|Lebanese Christian leader Michel Aoun casts his ballot in a polling station in Haret Hreik|
Voters in Bekaa Valley and Mount Lebanon, the most populous regions of Lebanon, are casting their ballots.
Fifty-eight of the 128 seats in parliament will be decided in this round. Because so many seats are stake, it is likely that the winner of this round will control Lebanon's parliament for the next four years.
These elections mark the first time in 30 years that Lebanese have voted without the presence of troops from neighboring Syria.
Following the assassination of Prime Minister Rafiq Hariri in February, Syria was pressured to pull out its army. His killing was blamed on Damascus, which has denied any role in the killing.
But while Syria has withdrawn its troops, its presence is felt in these elections. In the two earlier rounds, anti-Syrian candidates won the first and pro-Syrian candidates won the second. Both results were as expected.
This round is considered much harder to call. One of the most keenly watched contests pits allies of Christian leader Michel Aoun against a ticket led by anti-Syrian Druze leader Walid Jumblatt.

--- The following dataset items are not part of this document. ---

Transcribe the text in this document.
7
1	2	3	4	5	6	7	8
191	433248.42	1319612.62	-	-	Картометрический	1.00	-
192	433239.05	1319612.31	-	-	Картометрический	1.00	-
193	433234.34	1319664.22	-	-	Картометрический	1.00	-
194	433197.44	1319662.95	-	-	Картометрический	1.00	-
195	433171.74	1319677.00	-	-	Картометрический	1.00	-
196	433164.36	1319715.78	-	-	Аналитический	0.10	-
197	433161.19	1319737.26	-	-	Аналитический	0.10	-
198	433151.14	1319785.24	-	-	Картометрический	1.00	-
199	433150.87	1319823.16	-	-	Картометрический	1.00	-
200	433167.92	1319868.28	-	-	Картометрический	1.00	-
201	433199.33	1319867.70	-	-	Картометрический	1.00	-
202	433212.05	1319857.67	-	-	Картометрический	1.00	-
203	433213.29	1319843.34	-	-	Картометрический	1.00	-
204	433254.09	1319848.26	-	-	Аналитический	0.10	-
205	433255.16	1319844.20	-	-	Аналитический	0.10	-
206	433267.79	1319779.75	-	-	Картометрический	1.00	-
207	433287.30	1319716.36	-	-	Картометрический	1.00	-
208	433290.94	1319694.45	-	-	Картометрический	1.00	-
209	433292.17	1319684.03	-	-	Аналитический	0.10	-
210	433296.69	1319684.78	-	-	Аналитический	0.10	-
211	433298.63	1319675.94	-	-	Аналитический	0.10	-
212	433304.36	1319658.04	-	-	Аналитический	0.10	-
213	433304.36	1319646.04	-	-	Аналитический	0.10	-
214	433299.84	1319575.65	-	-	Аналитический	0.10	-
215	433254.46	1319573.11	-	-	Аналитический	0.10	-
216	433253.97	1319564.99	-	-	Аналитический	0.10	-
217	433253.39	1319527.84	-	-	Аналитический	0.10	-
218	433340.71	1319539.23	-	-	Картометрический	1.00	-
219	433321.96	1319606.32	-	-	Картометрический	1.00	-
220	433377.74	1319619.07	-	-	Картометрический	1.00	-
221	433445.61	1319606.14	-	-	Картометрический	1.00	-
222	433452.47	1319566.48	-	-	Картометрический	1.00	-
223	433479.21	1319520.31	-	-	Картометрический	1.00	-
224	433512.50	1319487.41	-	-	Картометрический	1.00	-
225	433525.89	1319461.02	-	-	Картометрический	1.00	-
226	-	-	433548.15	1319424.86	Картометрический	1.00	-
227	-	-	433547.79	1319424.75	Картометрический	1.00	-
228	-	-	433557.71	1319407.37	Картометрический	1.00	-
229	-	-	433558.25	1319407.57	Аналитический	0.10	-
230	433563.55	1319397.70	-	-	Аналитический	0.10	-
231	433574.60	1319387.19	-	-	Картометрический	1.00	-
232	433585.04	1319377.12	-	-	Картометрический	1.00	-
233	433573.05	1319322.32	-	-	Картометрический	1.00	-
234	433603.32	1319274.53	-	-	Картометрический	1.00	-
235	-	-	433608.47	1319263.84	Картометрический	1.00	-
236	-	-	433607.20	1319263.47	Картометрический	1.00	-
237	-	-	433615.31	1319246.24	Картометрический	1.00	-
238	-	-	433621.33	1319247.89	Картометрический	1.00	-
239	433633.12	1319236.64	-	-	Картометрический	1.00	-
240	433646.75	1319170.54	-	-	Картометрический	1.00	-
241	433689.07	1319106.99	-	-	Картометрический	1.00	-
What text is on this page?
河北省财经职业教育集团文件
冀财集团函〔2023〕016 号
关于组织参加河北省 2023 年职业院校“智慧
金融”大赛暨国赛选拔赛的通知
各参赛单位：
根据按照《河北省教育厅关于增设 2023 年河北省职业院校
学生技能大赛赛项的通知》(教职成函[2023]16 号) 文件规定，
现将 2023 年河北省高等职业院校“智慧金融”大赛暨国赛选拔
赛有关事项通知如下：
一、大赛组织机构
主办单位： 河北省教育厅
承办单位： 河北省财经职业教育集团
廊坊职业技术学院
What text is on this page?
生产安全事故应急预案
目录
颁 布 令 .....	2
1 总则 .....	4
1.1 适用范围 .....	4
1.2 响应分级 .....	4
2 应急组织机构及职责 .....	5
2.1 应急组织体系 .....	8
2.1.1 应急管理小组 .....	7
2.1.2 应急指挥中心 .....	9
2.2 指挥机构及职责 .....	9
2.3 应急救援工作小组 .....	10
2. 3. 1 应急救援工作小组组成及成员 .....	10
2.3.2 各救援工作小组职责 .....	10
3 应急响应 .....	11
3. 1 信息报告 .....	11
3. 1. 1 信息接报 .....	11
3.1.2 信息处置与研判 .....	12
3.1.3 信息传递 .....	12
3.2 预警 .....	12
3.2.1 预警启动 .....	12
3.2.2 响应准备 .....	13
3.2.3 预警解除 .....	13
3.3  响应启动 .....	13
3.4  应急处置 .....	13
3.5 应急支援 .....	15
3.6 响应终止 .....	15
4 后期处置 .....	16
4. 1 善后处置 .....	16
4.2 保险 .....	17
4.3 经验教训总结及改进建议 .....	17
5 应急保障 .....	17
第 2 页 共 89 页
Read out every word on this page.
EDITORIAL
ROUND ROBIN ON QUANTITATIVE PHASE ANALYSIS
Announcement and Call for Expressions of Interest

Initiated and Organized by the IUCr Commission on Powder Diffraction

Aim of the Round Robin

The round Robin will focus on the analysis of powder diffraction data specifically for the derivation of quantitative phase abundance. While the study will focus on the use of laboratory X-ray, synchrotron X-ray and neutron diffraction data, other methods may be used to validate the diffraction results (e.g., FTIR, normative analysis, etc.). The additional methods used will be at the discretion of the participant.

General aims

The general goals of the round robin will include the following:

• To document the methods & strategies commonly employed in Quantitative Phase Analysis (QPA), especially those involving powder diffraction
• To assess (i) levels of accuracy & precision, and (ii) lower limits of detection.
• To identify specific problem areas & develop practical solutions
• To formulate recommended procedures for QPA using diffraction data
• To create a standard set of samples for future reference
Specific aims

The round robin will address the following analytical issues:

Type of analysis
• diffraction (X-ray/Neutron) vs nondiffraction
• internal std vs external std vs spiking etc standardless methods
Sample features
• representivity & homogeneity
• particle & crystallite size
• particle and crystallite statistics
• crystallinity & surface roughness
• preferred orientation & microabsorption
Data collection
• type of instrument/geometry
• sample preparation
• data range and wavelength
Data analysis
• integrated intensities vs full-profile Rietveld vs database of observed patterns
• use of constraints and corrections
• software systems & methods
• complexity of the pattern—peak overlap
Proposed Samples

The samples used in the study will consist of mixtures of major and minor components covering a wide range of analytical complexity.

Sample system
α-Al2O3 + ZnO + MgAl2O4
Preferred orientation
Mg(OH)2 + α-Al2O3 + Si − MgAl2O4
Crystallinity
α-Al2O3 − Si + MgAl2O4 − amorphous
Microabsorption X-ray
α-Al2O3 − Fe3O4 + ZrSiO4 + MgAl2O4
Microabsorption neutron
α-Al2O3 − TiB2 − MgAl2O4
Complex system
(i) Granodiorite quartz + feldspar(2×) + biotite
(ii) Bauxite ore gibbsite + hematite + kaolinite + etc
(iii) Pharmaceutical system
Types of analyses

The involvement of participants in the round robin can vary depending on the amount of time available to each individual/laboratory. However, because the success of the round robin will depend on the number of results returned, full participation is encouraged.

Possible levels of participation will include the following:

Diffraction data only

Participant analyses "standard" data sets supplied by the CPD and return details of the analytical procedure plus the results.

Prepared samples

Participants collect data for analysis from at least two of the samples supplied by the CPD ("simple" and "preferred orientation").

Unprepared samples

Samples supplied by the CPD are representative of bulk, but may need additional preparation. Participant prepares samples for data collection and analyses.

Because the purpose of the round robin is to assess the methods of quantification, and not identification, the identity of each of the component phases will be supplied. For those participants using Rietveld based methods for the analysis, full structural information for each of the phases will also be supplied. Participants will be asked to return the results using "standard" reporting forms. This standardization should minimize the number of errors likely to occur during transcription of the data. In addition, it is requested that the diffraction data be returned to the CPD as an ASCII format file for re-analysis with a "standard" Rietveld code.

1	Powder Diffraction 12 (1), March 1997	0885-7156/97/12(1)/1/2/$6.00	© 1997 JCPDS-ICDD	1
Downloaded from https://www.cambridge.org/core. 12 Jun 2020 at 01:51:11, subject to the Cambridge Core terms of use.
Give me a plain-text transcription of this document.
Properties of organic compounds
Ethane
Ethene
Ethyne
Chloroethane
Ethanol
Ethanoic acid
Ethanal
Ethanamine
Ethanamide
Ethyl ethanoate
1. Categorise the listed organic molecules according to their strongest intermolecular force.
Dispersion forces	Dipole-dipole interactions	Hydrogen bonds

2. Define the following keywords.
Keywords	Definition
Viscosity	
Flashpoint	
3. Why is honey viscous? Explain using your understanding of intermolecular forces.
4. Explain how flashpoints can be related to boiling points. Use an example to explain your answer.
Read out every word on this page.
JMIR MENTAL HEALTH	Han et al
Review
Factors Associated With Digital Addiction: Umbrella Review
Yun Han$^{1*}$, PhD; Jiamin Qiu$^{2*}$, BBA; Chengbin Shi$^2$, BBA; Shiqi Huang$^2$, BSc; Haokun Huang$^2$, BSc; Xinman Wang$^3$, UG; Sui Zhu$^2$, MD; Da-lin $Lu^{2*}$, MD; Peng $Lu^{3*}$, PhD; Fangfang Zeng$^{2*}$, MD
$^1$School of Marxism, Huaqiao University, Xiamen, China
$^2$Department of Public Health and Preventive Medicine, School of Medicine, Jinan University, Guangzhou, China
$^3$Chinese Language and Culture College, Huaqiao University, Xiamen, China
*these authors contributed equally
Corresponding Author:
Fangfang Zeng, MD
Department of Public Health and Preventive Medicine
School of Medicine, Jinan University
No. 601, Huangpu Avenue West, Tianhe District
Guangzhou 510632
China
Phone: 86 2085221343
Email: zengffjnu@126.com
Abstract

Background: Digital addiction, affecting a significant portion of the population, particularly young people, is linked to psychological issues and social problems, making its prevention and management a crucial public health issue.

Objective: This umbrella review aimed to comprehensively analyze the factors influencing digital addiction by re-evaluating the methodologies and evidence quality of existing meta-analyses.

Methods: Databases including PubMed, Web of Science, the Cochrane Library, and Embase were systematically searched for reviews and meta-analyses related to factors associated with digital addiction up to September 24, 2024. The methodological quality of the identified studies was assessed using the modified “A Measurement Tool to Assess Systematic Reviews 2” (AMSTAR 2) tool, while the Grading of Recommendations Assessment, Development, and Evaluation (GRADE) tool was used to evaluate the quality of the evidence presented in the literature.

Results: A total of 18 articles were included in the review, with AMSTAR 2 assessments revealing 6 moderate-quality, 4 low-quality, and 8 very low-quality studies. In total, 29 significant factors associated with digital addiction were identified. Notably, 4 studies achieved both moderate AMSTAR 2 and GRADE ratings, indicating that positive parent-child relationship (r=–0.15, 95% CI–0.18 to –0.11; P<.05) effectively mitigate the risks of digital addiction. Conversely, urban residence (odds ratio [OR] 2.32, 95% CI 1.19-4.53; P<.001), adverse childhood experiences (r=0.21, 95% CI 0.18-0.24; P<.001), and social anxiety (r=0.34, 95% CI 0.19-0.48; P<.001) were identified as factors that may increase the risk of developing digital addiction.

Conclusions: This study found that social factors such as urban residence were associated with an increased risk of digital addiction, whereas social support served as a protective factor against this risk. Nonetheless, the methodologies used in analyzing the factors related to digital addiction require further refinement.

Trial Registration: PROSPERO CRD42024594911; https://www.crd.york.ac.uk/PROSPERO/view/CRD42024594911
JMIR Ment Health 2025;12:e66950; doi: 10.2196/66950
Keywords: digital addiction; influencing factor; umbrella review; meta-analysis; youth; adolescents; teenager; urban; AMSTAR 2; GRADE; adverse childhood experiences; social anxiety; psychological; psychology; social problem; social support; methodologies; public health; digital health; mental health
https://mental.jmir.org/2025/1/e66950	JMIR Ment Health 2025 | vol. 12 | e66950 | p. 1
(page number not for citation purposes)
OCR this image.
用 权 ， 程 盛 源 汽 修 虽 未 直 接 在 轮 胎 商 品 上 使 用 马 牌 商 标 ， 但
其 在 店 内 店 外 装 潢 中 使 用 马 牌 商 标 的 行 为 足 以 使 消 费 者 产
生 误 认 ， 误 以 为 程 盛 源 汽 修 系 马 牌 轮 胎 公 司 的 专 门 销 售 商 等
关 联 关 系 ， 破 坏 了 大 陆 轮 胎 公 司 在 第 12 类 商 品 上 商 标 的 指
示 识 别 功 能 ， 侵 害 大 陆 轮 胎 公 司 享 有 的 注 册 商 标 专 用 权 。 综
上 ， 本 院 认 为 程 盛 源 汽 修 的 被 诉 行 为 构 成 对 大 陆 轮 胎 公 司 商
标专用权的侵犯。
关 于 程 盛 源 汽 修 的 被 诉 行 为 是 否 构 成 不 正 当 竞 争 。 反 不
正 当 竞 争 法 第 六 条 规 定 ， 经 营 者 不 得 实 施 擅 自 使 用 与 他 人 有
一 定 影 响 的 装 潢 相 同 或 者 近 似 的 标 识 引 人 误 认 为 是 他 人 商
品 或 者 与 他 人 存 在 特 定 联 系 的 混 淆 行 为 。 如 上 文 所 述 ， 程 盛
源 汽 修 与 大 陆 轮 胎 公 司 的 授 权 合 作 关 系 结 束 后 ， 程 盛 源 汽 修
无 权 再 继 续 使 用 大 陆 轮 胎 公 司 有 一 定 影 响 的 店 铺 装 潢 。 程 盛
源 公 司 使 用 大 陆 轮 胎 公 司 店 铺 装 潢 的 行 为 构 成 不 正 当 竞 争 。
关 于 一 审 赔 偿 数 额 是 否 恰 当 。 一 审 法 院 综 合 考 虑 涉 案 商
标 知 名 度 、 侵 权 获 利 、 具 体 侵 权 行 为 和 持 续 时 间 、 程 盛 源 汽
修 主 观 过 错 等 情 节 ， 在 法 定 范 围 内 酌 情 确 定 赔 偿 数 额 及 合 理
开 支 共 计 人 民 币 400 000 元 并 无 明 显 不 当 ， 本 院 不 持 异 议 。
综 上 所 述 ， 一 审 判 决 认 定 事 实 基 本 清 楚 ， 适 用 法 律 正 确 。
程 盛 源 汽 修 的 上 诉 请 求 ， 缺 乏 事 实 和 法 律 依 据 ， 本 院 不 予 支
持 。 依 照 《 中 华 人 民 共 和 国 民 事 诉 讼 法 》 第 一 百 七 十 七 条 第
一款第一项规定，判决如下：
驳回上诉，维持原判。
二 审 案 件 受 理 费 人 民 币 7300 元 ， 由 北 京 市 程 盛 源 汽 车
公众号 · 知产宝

General Michel Aoun had been expected to create alliances with other anti-Syrian opposition members but is now heading his own breakaway faction, which is running against other candidates opposed to Syria. A spokesman for General Aoun, Ziad Abas says the fierce competition should prompt a high voter turnout.
"There will be a big turnout because everybody feels involved," he said. "This is the only district where there is really a political battle between two viewpoints in contrast to all other electoral districts, especially the ones that happened before in Beirut and the south where there was not really a campaign or a battle."
The final round of parliamentary elections will take place in the north of Lebanon on June 19.